The GPT Interaction module aims to provide a structured way to interact with GPT models for various tasks within the Universal Web Scraper. It includes a base class for handling generic GPT interactions, and subclasses for specific use cases like network analysis and user requirements gathering.

Input and Output

  • Input : Task-specific prompts and parameters for GPT model calls.
  • Output : Processed responses from the GPT model, formatted according to the specific use case.

Classes and Methods

  1. GPTInteraction (base class)
  • _set_params(): Sets GPT model parameters.
  • call(): Calls the GPT model with an instruction and value, returning the processed response.
  1. NetworkAnalysisGPT (subclass)
  • process_network_analysis_data(): Processes network analysis data using the GPT model and returns the formatted results.
  1. UserRequirementsGPT (subclass)
  • gather_user_requirements(): Gathers user requirements by processing natural language inputs and returns them in a predetermined format.

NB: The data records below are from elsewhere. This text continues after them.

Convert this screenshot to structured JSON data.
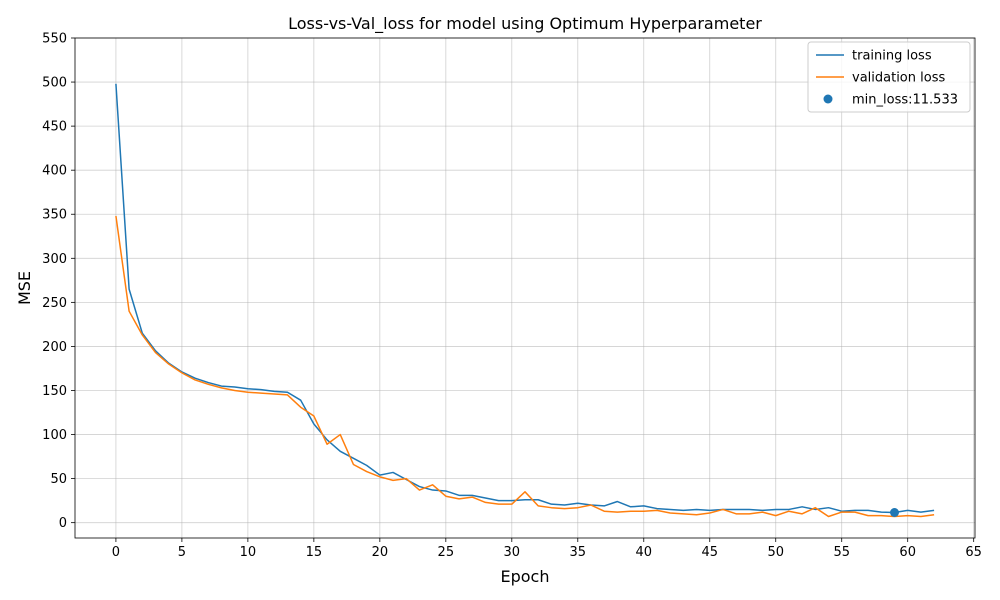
{
  "chart_data": {
    "type": "line",
    "title": "Loss-vs-Val_loss for model using Optimum Hyperparameter",
    "xlabel": "Epoch",
    "ylabel": "MSE",
    "xlim": [
      -3.1,
      65.1
    ],
    "ylim": [
      -17.4,
      550
    ],
    "xticks": [
      0,
      5,
      10,
      15,
      20,
      25,
      30,
      35,
      40,
      45,
      50,
      55,
      60,
      65
    ],
    "yticks": [
      0,
      50,
      100,
      150,
      200,
      250,
      300,
      350,
      400,
      450,
      500,
      550
    ],
    "grid": true,
    "legend_position": "top-right",
    "colors": {
      "training": "#1f77b4",
      "validation": "#ff7f0e",
      "marker": "#1f77b4"
    },
    "x": [
      0,
      1,
      2,
      3,
      4,
      5,
      6,
      7,
      8,
      9,
      10,
      11,
      12,
      13,
      14,
      15,
      16,
      17,
      18,
      19,
      20,
      21,
      22,
      23,
      24,
      25,
      26,
      27,
      28,
      29,
      30,
      31,
      32,
      33,
      34,
      35,
      36,
      37,
      38,
      39,
      40,
      41,
      42,
      43,
      44,
      45,
      46,
      47,
      48,
      49,
      50,
      51,
      52,
      53,
      54,
      55,
      56,
      57,
      58,
      59,
      60,
      61,
      62
    ],
    "series": [
      {
        "name": "training loss",
        "values": [
          498,
          265,
          215,
          195,
          181,
          171,
          164,
          159,
          155,
          154,
          152,
          151,
          149,
          148,
          139,
          112,
          94,
          81,
          73,
          65,
          54,
          57,
          49,
          41,
          37,
          36,
          31,
          31,
          28,
          25,
          25,
          26,
          26,
          21,
          20,
          22,
          20,
          19,
          24,
          18,
          19,
          16,
          15,
          14,
          15,
          14,
          15,
          15,
          15,
          14,
          15,
          15,
          18,
          15,
          17,
          13,
          14,
          14,
          12,
          11.5,
          14,
          12,
          14
        ]
      },
      {
        "name": "validation loss",
        "values": [
          348,
          240,
          213,
          193,
          180,
          170,
          162,
          157,
          153,
          150,
          148,
          147,
          146,
          145,
          131,
          121,
          89,
          100,
          66,
          58,
          52,
          48,
          50,
          37,
          43,
          30,
          27,
          29,
          23,
          21,
          21,
          35,
          19,
          17,
          16,
          17,
          20,
          13,
          12,
          13,
          13,
          14,
          11,
          10,
          9,
          11,
          15,
          10,
          10,
          12,
          8,
          13,
          10,
          17,
          7,
          12,
          12,
          8,
          8,
          7,
          8,
          7,
          9
        ]
      }
    ],
    "marker": {
      "label": "min_loss:11.533",
      "x": 59,
      "y": 11.533
    }
  }
}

Integration with Other Components

The GPT Interaction module will be utilized by other components within the Universal Web Scraper system:

  • The NetworkAnalyzer class in the Website Structure Analysis component can leverage the NetworkAnalysisGPT subclass to analyze API calls.
  • The User Requirements Gathering component can utilize the UserRequirementsGPT subclass to transform user requirements expressed in natural language into predetermined formats.